Category: grace poe

Grace #Halalan2022

Katrina Stuart Santiago

Talking 2022 means talking about the elephant in the room that is Grace Poe.

It is clear to anyone who has a sense of how elections are won and lost, who has as starting point Duterte-Marcos’s massive propaganda machinery, who looks at surveys critically vis a vis one’s own political biases, that the only way to win this is to bring together the business sector, the middle classes, and the mass vote behind one candidate.

It was clear, since the 2019 Senatorial election results, that this would be Grace.

And no, you’re not talking to a Grace Poe fan. Search through this site and my social media accounts and you’ll see that I have had the worst opinions of her in terms of where she stands on oligarchs, at the same time that I have been impressed by how she takes the side of the transport sector and commuters in the Senate inquiries she’s led. This doesn’t make me two-faced. It makes HER a Senator, and it makes me a citizen who agrees as much as I might disagree with the people in power.

But that IS the thing isn’t it? The right to vote is tied to a sense of our responsibility to nation, not to the people we vote into positions of power. We are not their fans, or their followers; positions of power aren’t Facebook Pages or Twitter accounts. This is about citizenship and about having a sense of what nation needs at any given point, relative to the decisions that our leaders make for us, in our names, using our funds, regardless of whether we voted for them or not.

No one seems to see this anymore, and this is no surprise. Duterte propaganda has pushed even the most sane, most rational among us to turn to fanaticism and troll discourse, which is easy to fall prey to on social media, where people across Left to Liberal leanings have enjoyed deeper echo chambers. Yes, you will get leaders, from VP Leni to Makabayan talking about uniting the opposition, but none of that matters when their actors are first to engage in divisive, DDS-like behavior on public platforms.
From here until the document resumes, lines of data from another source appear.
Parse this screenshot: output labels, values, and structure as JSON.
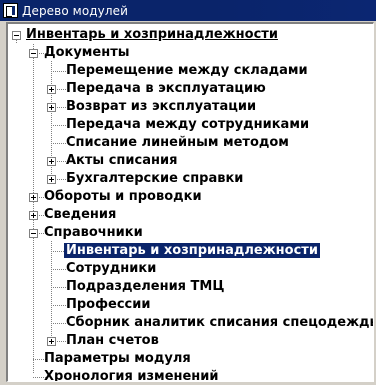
{
  "window": {
    "title": "Дерево модулей",
    "icon": "app-icon"
  },
  "tree": {
    "root": "Инвентарь и хозпринадлежности",
    "documents": "Документы",
    "doc_items": [
      "Перемещение между складами",
      "Передача в эксплуатацию",
      "Возврат из эксплуатации",
      "Передача между сотрудниками",
      "Списание линейным методом",
      "Акты списания",
      "Бухгалтерские справки"
    ],
    "turnovers": "Обороты и проводки",
    "info": "Сведения",
    "references": "Справочники",
    "ref_items": [
      "Инвентарь и хозпринадлежности",
      "Сотрудники",
      "Подразделения ТМЦ",
      "Профессии",
      "Сборник аналитик списания спецодежды",
      "План счетов"
    ],
    "module_params": "Параметры модуля",
    "history": "Хронология изменений",
    "selected": "Инвентарь и хозпринадлежности"
  }
}
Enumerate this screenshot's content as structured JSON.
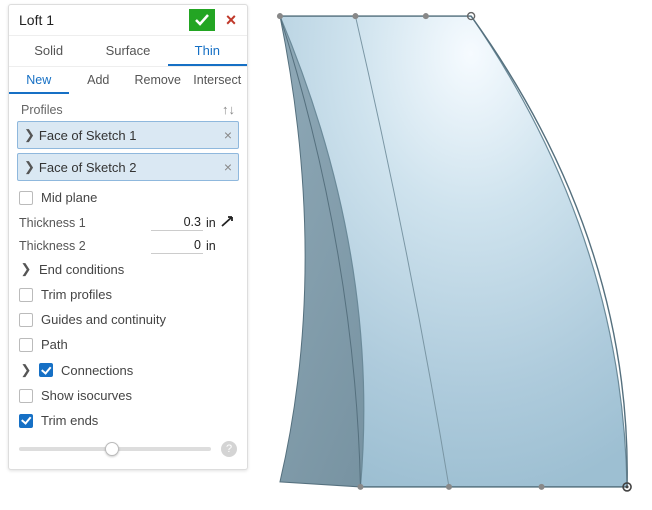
{
  "header": {
    "title": "Loft 1"
  },
  "tabs": {
    "solid": "Solid",
    "surface": "Surface",
    "thin": "Thin",
    "active": "thin"
  },
  "subtabs": {
    "new": "New",
    "add": "Add",
    "remove": "Remove",
    "intersect": "Intersect",
    "active": "new"
  },
  "profiles": {
    "label": "Profiles",
    "items": [
      {
        "label": "Face of Sketch 1"
      },
      {
        "label": "Face of Sketch 2"
      }
    ]
  },
  "options": {
    "mid_plane": "Mid plane",
    "thickness1_label": "Thickness 1",
    "thickness1_value": "0.3",
    "thickness1_unit": "in",
    "thickness2_label": "Thickness 2",
    "thickness2_value": "0",
    "thickness2_unit": "in",
    "end_conditions": "End conditions",
    "trim_profiles": "Trim profiles",
    "guides": "Guides and continuity",
    "path": "Path",
    "connections": "Connections",
    "show_isocurves": "Show isocurves",
    "trim_ends": "Trim ends"
  },
  "slider": {
    "position_pct": 45
  },
  "icons": {
    "reorder": "↑↓",
    "chevron": "❯",
    "close": "×",
    "help": "?"
  }
}
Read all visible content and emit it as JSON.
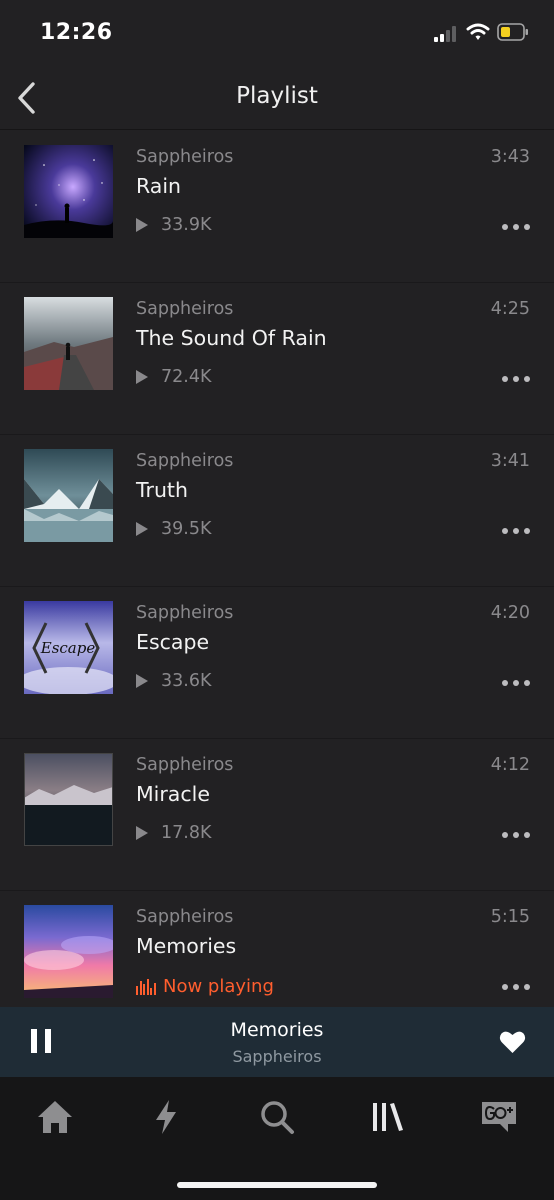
{
  "status_bar": {
    "time": "12:26",
    "icons": [
      "cellular-signal-icon",
      "wifi-icon",
      "battery-icon"
    ],
    "battery_color": "#f5d020"
  },
  "nav": {
    "title": "Playlist",
    "back_icon": "chevron-left-icon"
  },
  "tracks": [
    {
      "artist": "Sappheiros",
      "title": "Rain",
      "duration": "3:43",
      "plays": "33.9K"
    },
    {
      "artist": "Sappheiros",
      "title": "The Sound Of Rain",
      "duration": "4:25",
      "plays": "72.4K"
    },
    {
      "artist": "Sappheiros",
      "title": "Truth",
      "duration": "3:41",
      "plays": "39.5K"
    },
    {
      "artist": "Sappheiros",
      "title": "Escape",
      "duration": "4:20",
      "plays": "33.6K",
      "artwork_text": "Escape"
    },
    {
      "artist": "Sappheiros",
      "title": "Miracle",
      "duration": "4:12",
      "plays": "17.8K"
    },
    {
      "artist": "Sappheiros",
      "title": "Memories",
      "duration": "5:15",
      "status": "Now playing"
    }
  ],
  "mini_player": {
    "title": "Memories",
    "artist": "Sappheiros",
    "liked": true
  },
  "tab_bar": {
    "tabs": [
      "home-icon",
      "stream-bolt-icon",
      "search-icon",
      "library-icon",
      "go-plus-icon"
    ],
    "active_tab": "library-icon"
  },
  "colors": {
    "background": "#222123",
    "accent": "#ff5e2e",
    "mini_player": "#1f2c36",
    "secondary_text": "#8a898c"
  }
}
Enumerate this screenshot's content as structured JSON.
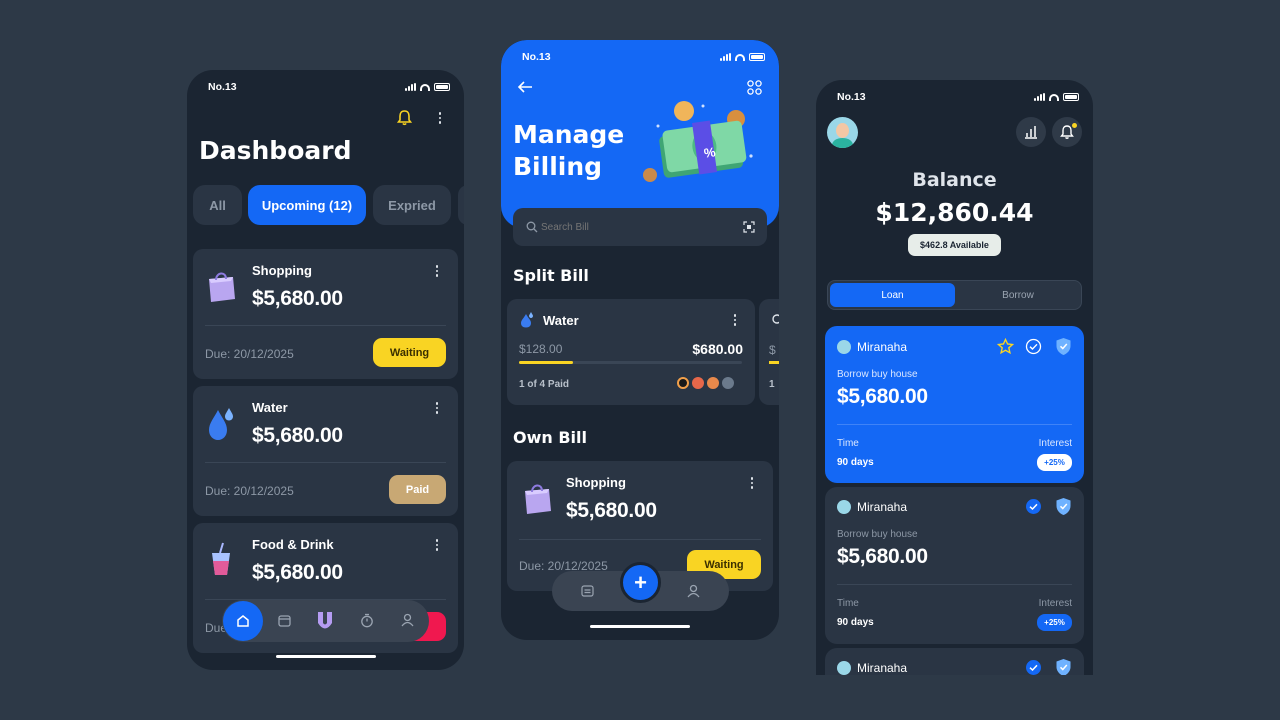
{
  "phone1": {
    "status": {
      "carrier": "No.13"
    },
    "title": "Dashboard",
    "tabs": [
      {
        "label": "All",
        "active": false
      },
      {
        "label": "Upcoming (12)",
        "active": true
      },
      {
        "label": "Expried",
        "active": false
      }
    ],
    "bills": [
      {
        "name": "Shopping",
        "amount": "$5,680.00",
        "due": "Due: 20/12/2025",
        "status": "Waiting",
        "status_color": "#f9d423",
        "icon": "shopping-bag-icon"
      },
      {
        "name": "Water",
        "amount": "$5,680.00",
        "due": "Due: 20/12/2025",
        "status": "Paid",
        "status_color": "#c8a874",
        "icon": "water-drop-icon"
      },
      {
        "name": "Food & Drink",
        "amount": "$5,680.00",
        "due": "Due",
        "status": "",
        "status_color": "#f0184f",
        "icon": "drink-cup-icon"
      }
    ],
    "nav": [
      "home-icon",
      "calendar-icon",
      "logo-icon",
      "timer-icon",
      "profile-icon"
    ]
  },
  "phone2": {
    "status": {
      "carrier": "No.13"
    },
    "title_line1": "Manage",
    "title_line2": "Billing",
    "search_placeholder": "Search Bill",
    "split_heading": "Split Bill",
    "split_card": {
      "name": "Water",
      "paid_amount": "$128.00",
      "total": "$680.00",
      "progress": 0.24,
      "paid_count": "1 of 4 Paid"
    },
    "peek_card": {
      "amount_fragment": "$",
      "count_fragment": "1"
    },
    "own_heading": "Own Bill",
    "own_card": {
      "name": "Shopping",
      "amount": "$5,680.00",
      "due": "Due: 20/12/2025",
      "status": "Waiting"
    },
    "percent_symbol": "%",
    "nav_plus": "+"
  },
  "phone3": {
    "status": {
      "carrier": "No.13"
    },
    "balance_label": "Balance",
    "balance": "$12,860.44",
    "available": "$462.8 Available",
    "toggle": [
      {
        "label": "Loan",
        "active": true
      },
      {
        "label": "Borrow",
        "active": false
      }
    ],
    "loans": [
      {
        "name": "Miranaha",
        "desc": "Borrow buy house",
        "amount": "$5,680.00",
        "time_label": "Time",
        "time": "90 days",
        "interest_label": "Interest",
        "interest": "+25%",
        "highlight": true
      },
      {
        "name": "Miranaha",
        "desc": "Borrow buy house",
        "amount": "$5,680.00",
        "time_label": "Time",
        "time": "90 days",
        "interest_label": "Interest",
        "interest": "+25%",
        "highlight": false
      },
      {
        "name": "Miranaha",
        "highlight": false
      }
    ]
  },
  "colors": {
    "accent": "#1468f5",
    "background": "#2d3947",
    "phone": "#1b2532",
    "card": "#2a3544",
    "waiting": "#f9d423",
    "paid": "#c8a874"
  }
}
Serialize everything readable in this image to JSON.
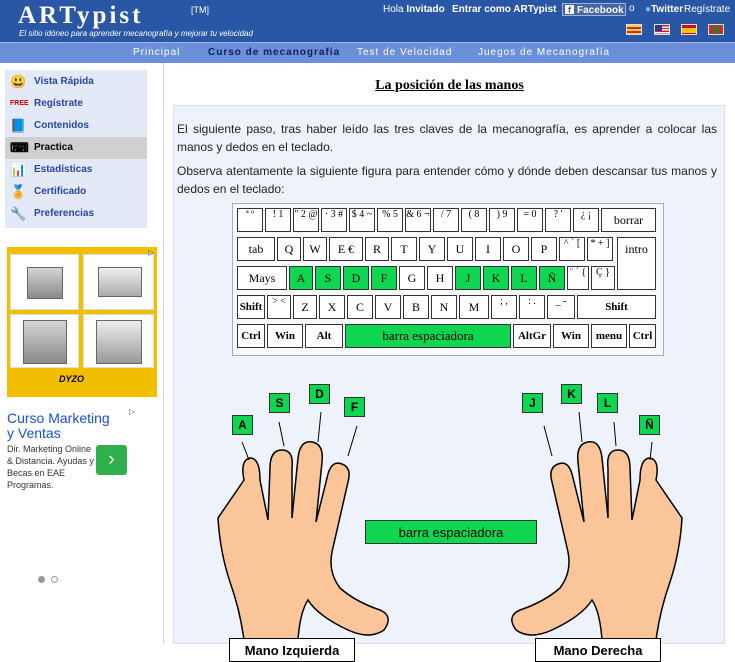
{
  "header": {
    "logo": "ARTypist",
    "tm": "[TM]",
    "tagline": "El sitio idóneo para aprender mecanografía y mejorar tu velocidad",
    "hola": "Hola",
    "user": "Invitado",
    "login": "Entrar como ARTypist",
    "facebook": "Facebook",
    "or": "o",
    "twitter": "Twitter",
    "register": "Regístrate"
  },
  "nav": [
    "Principal",
    "Curso de mecanografía",
    "Test de Velocidad",
    "Juegos de Mecanografía"
  ],
  "sidebar": {
    "items": [
      {
        "label": "Vista Rápida",
        "icon": "smiley-icon"
      },
      {
        "label": "Regístrate",
        "icon": "free-icon"
      },
      {
        "label": "Contenidos",
        "icon": "book-icon"
      },
      {
        "label": "Practica",
        "icon": "keyboard-icon"
      },
      {
        "label": "Estadísticas",
        "icon": "chart-icon"
      },
      {
        "label": "Certificado",
        "icon": "certificate-icon"
      },
      {
        "label": "Preferencias",
        "icon": "tools-icon"
      }
    ],
    "ad1_brand": "DYZO",
    "ad2": {
      "title": "Curso Marketing y Ventas",
      "desc": "Dir. Marketing Online & Distancia. Ayudas y Becas en EAE Programas.",
      "arrow": "›"
    }
  },
  "main": {
    "title": "La posición de las manos",
    "para1": "El siguiente paso, tras haber leído las tres claves de la mecanografía, es aprender a colocar las manos y dedos en el teclado.",
    "para2": "Observa atentamente la siguiente figura para entender cómo y dónde deben descansar tus manos y dedos en el teclado:",
    "space_label": "barra espaciadora",
    "left_hand": "Mano Izquierda",
    "right_hand": "Mano Derecha",
    "left_keys": [
      "A",
      "S",
      "D",
      "F"
    ],
    "right_keys": [
      "J",
      "K",
      "L",
      "Ñ"
    ]
  },
  "keyboard": {
    "row1": [
      "ª º",
      "! 1",
      "\" 2 @",
      "· 3 #",
      "$ 4 ~",
      "% 5",
      "& 6 ¬",
      "/ 7",
      "( 8",
      ") 9",
      "= 0",
      "? '",
      "¿ ¡",
      "borrar"
    ],
    "row2": [
      "tab",
      "Q",
      "W",
      "E €",
      "R",
      "T",
      "Y",
      "U",
      "I",
      "O",
      "P",
      "^ ` [",
      "* + ]",
      "intro"
    ],
    "row3": [
      "Mays",
      "A",
      "S",
      "D",
      "F",
      "G",
      "H",
      "J",
      "K",
      "L",
      "Ñ",
      "¨ ´ {",
      "Ç }"
    ],
    "row4": [
      "Shift",
      "> <",
      "Z",
      "X",
      "C",
      "V",
      "B",
      "N",
      "M",
      "; ,",
      ": .",
      "_ -",
      "Shift"
    ],
    "row5": [
      "Ctrl",
      "Win",
      "Alt",
      "barra espaciadora",
      "AltGr",
      "Win",
      "menu",
      "Ctrl"
    ]
  },
  "colors": {
    "header_bg": "#2a56a6",
    "nav_bg": "#6b8fd8",
    "home_key_green": "#0fd650",
    "content_bg": "#eef2fa",
    "skin": "#fbc59a"
  }
}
Liberal actors throw around labels like “enabler” and “trapo” forgetting that we can list down as many from the Liberal side who are both, but more importantly failing to realize that this WILL NOT TRANSLATE to votes for VP Leni. It also only reminds us of the Liberals’ false purity politics and the moral highground that defined the elitism of the PNoy years.

The Liberals and the Ka Leody side have also discredited “winnability” as an important part of choosing a candidate on our side. This is silly. Yes, winnability and surveys shouldn’t play such an important part in who is encouraged to run. But are rules going to change just because you put up a losing candidate? Of course not. In fact putting up a candidate that is sure to lose serves Duterte-Marcos and no one else. Putting up a losing candidate is playing right into the hands of Duterte-Marcos, because they are experts at playing this electoral game and using the rules to their advantage.

You want to change the rules, you work on changing it six years before the next Presidential election. There’s no changing it with eight months to go.

Troll discourse, divisive behavior, discrediting winnability, and refusing to work from election data and facts, have been what we’ve lived with all of 2021. It was clear to me in May that unity was impossible, not with this set of actors that were leading the way, and no matter 1Sambayan trying to hide its liberal convictions (anyone with half a brain could tell this was a liberal formation from a mile away).

The social media noise and clutter, the culture of cancelling and trolling on our side, has led us to this point. It has led us to Lacson-Sotto, two (dirty?) old men who are classier, dignified versions of Duterte, both conservative, both militaristic, both representative of a misogyny that we have had enough of the past six years. It has led us to Isko Moreno who, for all the good he has done in Manila and despite good speeches, sounds like nothing more but budget Duterte-Marcos in impromptu interviews: the masa I’m-Juan-dela-Cruz rhetoric ala Duterte with no depth or vision, combined with the clean, good looking, educated voice ala Marcos. Kuya Germs would be proud of this performance.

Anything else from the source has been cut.